The creation of a constant flow of things and stuff which threatens to overwhelm us and fill the spaces we inhabit. Which brings me to the third ‘connection’ recently I have found myself employed (by a company known for tiny pens, that’s not IKEA) this puts me rather neatly at the end point of this epic voyage of stuff.

One of many who facilitate the ‘last mile’ of that journey. Helping everyone fill their homes with stuff, in the lecture Chodzko speculates that this collection of stuff will lead to the instigation of people creating and dealing with smaller and smaller spaces. He provides this by showing us his prototype living space created from a IKEA wardrobe.

All this may just be preparation for a future, a future that will take place on the giant super-boats. These will become the cities of a flooded world, a world flooded with water and stuff. Once aboard this floated cities we will be surrounded by all of our stuff that we would arrive at some kind of nirvana.

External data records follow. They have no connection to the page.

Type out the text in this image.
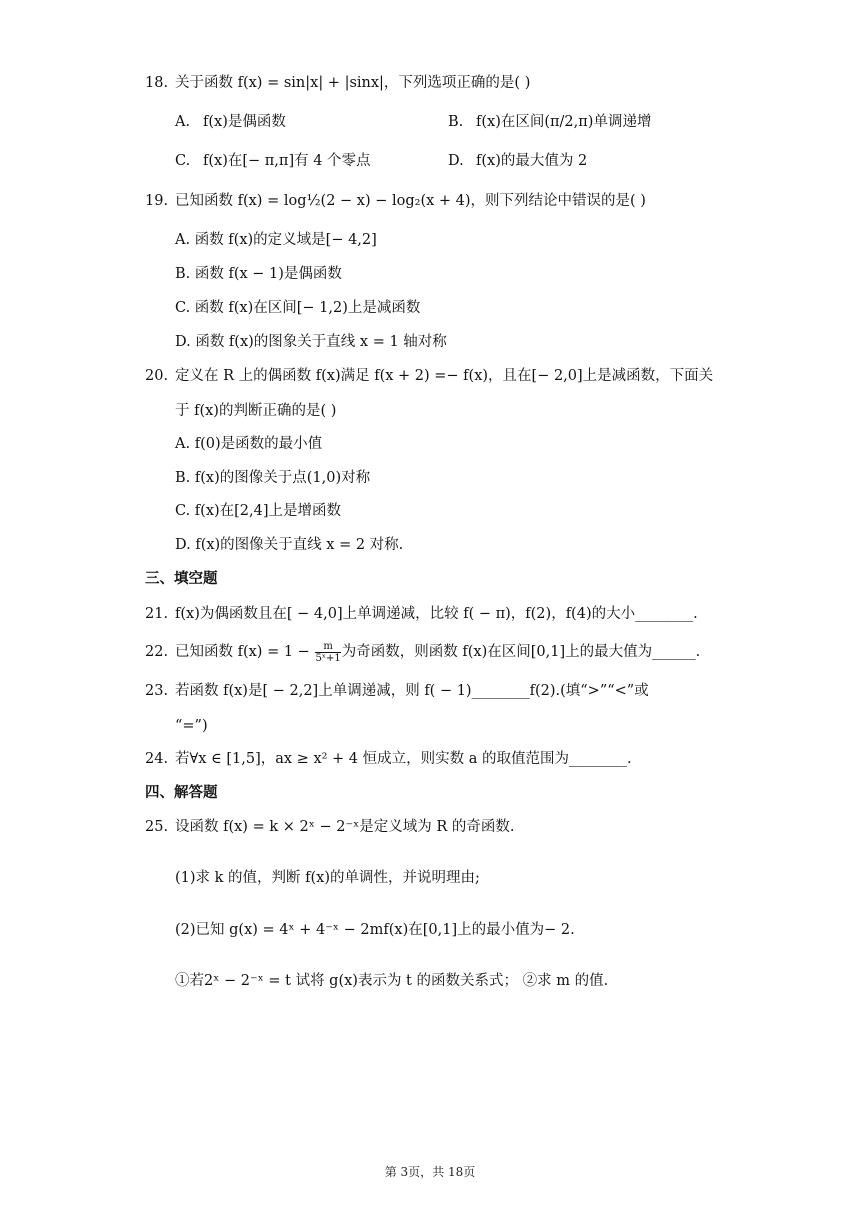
18. 关于函数 f(x) = sin|x| + |sinx|，下列选项正确的是( )
A. f(x)是偶函数	B. f(x)在区间(π/2,π)单调递增
C. f(x)在[− π,π]有 4 个零点	D. f(x)的最大值为 2
19. 已知函数 f(x) = log½(2 − x) − log₂(x + 4)，则下列结论中错误的是( )
A. 函数 f(x)的定义域是[− 4,2]
B. 函数 f(x − 1)是偶函数
C. 函数 f(x)在区间[− 1,2)上是减函数
D. 函数 f(x)的图象关于直线 x = 1 轴对称
20. 定义在 R 上的偶函数 f(x)满足 f(x + 2) =− f(x)，且在[− 2,0]上是减函数，下面关
于 f(x)的判断正确的是( )
A. f(0)是函数的最小值
B. f(x)的图像关于点(1,0)对称
C. f(x)在[2,4]上是增函数
D. f(x)的图像关于直线 x = 2 对称.
三、填空题
21. f(x)为偶函数且在[ − 4,0]上单调递减，比较 f( − π)，f(2)，f(4)的大小________.
22. 已知函数 $f(x) = 1 - \frac{m}{\text{5ˣ+1}}$ 为奇函数，则函数 f(x)在区间[0,1]上的最大值为______.
23. 若函数 f(x)是[ − 2,2]上单调递减，则 f( − 1)________f(2).(填“>”“<”或
“=”)
24. 若∀x ∈ [1,5]，ax ≥ x² + 4 恒成立，则实数 a 的取值范围为________.
四、解答题
25. 设函数 f(x) = k × 2ˣ − 2⁻ˣ是定义域为 R 的奇函数.
(1)求 k 的值，判断 f(x)的单调性，并说明理由;
(2)已知 g(x) = 4ˣ + 4⁻ˣ − 2mf(x)在[0,1]上的最小值为− 2.
①若2ˣ − 2⁻ˣ = t 试将 g(x)表示为 t 的函数关系式； ②求 m 的值.
第 3页，共 18页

A capitalistic equilibrium, a utopia on the ocean waves.

When where on our never-ending cruise, what will happen to the mega-docks that where once home to these behemoths? Well Chodzko suggests that the ultimate role for these docks, such as the proposed Liverpool 2 superdock is as massive earth-works, as land art. Their destiny is to become supersized monuments to entropy like Robert Smithson’s ‘Spiral Jetty’ or even oversized versions of J.G Ballard’s empty swimming pools.

The archaeology of this future is to be built through commerce, we are building it.